The common but beautiful Poinsettia… traditionally in deep pure reds, and now in white and pink. 

HINT: keep it moist but not wet or too dry; it needs light but not heat.

This photo from the Royal Horticultural Society in Great Britain...


They are everywhere; gorgeous colours and so bright and perky, but personally, I have not had much success, so I got some hints from Judith Martin (GardenMaking.com)

  • HINTS 
  • they like their soil moist but not wet.
  • if they dry out, the leaves and flowers will wilt significantly
  • do not water from the top as the the tuber is at the surface and won’t be happy
  • every day, lift the pot… if it is light, it is dry…
  • set it in a bowl or basin of warm water and it will soak up the water quickly
  • let it drain well before putting it back in its outer pot
  • remove dead flowers for more blooms (you want it to keep blooming, not go to seed)
  • it will go dormant in April when weather gets warmer …. leaves will start to yellow and it will bloom less
  • cut off all foliage - put in dark, and water a little every couple of weeks…
  • in August, bring it out, water and it will grow and start to bloom all winter.
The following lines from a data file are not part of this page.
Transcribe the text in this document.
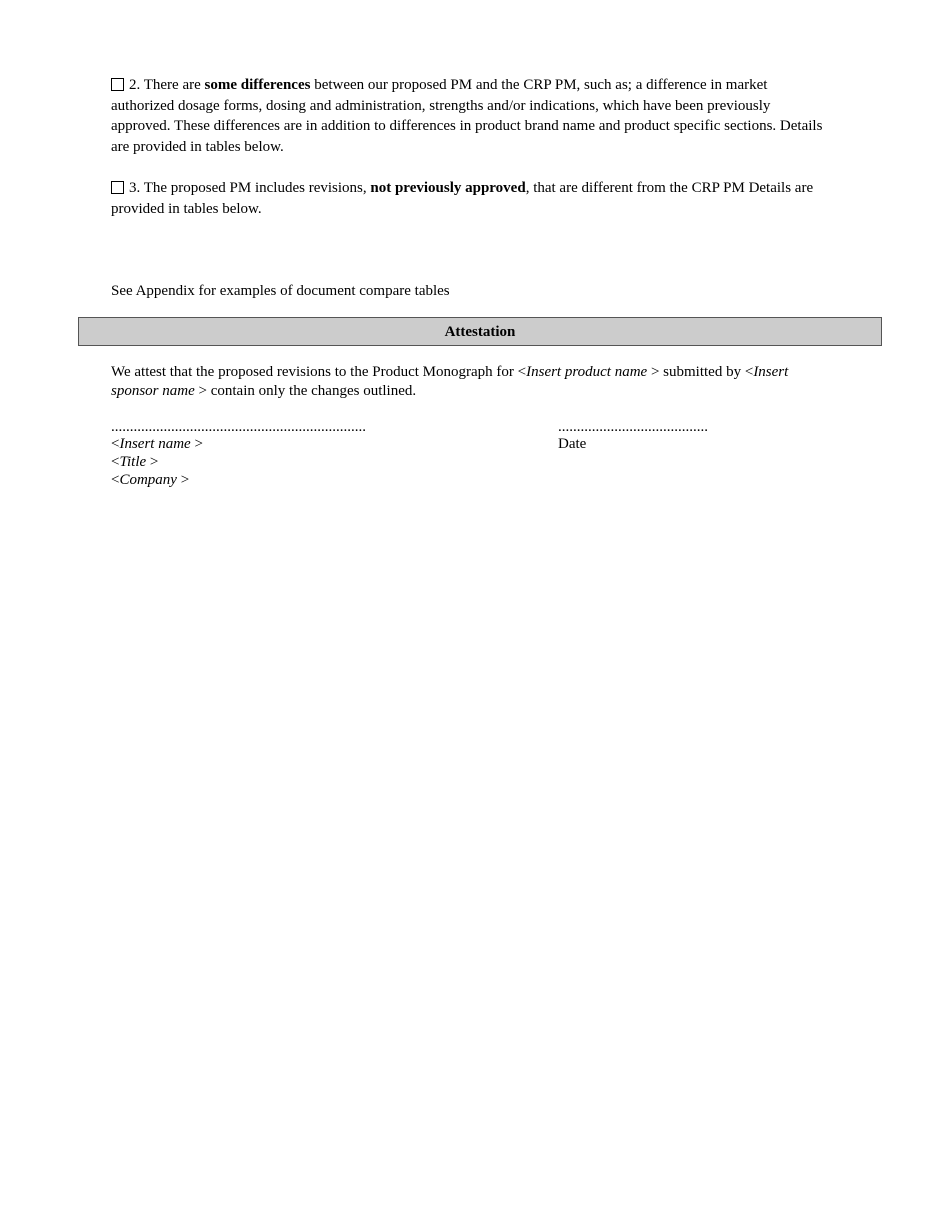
2. There are some differences between our proposed PM and the CRP PM, such as; a difference in market authorized dosage forms, dosing and administration, strengths and/or indications, which have been previously approved. These differences are in addition to differences in product brand name and product specific sections. Details are provided in tables below.

3. The proposed PM includes revisions, not previously approved, that are different from the CRP PM Details are provided in tables below.

See Appendix for examples of document compare tables

Attestation

We attest that the proposed revisions to the Product Monograph for <Insert product name > submitted by <Insert sponsor name > contain only the changes outlined.

....................................................................	........................................
<Insert name >
<Title >
<Company >
Date
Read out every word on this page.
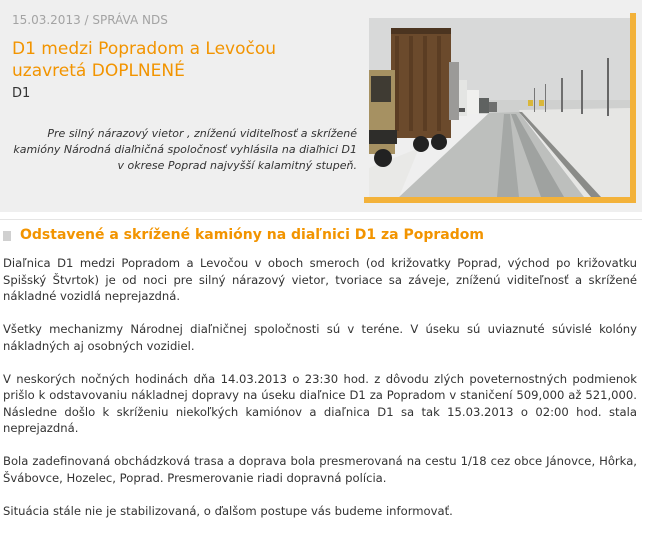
15.03.2013 / SPRÁVA NDS
D1 medzi Popradom a Levočou uzavretá DOPLNENÉ
D1
Pre silný nárazový vietor , zníženú viditeľnosť a skrížené kamióny Národná diaľničná spoločnosť vyhlásila na diaľnici D1 v okrese Poprad najvyšší kalamitný stupeň.
Odstavené a skrížené kamióny na diaľnici D1 za Popradom

Diaľnica D1 medzi Popradom a Levočou v oboch smeroch (od križovatky Poprad, východ po križovatku Spišský Štvrtok) je od noci pre silný nárazový vietor, tvoriace sa záveje, zníženú viditeľnosť a skrížené nákladné vozidlá nepreјazdná.

Všetky mechanizmy Národnej diaľničnej spoločnosti sú v teréne. V úseku sú uviaznuté súvislé kolóny nákladných aj osobných vozidiel.

V neskorých nočných hodinách dňa 14.03.2013 o 23:30 hod. z dôvodu zlých poveternostných podmienok prišlo k odstavovaniu nákladnej dopravy na úseku diaľnice D1 za Popradom v staničení 509,000 až 521,000. Následne došlo k skríženiu niekoľkých kamiónov a diaľnica D1 sa tak 15.03.2013 o 02:00 hod. stala neprejazdná.

Bola zadefinovaná obchádzková trasa a doprava bola presmerovaná na cestu 1/18 cez obce Jánovce, Hôrka, Švábovce, Hozelec, Poprad. Presmerovanie riadi dopravná polícia.

Situácia stále nie je stabilizovaná, o ďalšom postupe vás budeme informovať.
Or the popular Christmas Cactus:  this gorgeous little plant needs dormancy to bloom,… so starting in October (oops, a bit late now - ) water less - let the bottom layer dry out.  Then it needs 12 to 14 hours of darkness (long naps) in order to encourage it to bloom by Christmas.  They like west windows but not south…. I am no expert on indoor plants, so for more info on both this and the Poinsettia, look on the net…. lots there. 

One thing I did learn, is that the USA has its own cactus that blooms around their Thanksgiving… now… the flowers point upwards whereas the actual Christmas Cactus has flowers that point down like these.

We could also “force” some bulbs like those self-loving Narcissus - they love to bloom and fill the room with their (glorious or dreadful- depending on your taste) fragrance… they will not  be ignored.

But for me, I miss the garden so it’s time to put some lights and greenery outdoors… pots and swags and wreaths.. at least the green will stay all Winter and when finally done, it will be time for Spring.

In the meantime, cozy up with plaid blankets and pillows,  deer and candles on the window sill welcoming others home with green swags on the mantel and a fire softly glowing… time to tuck in like our gardens.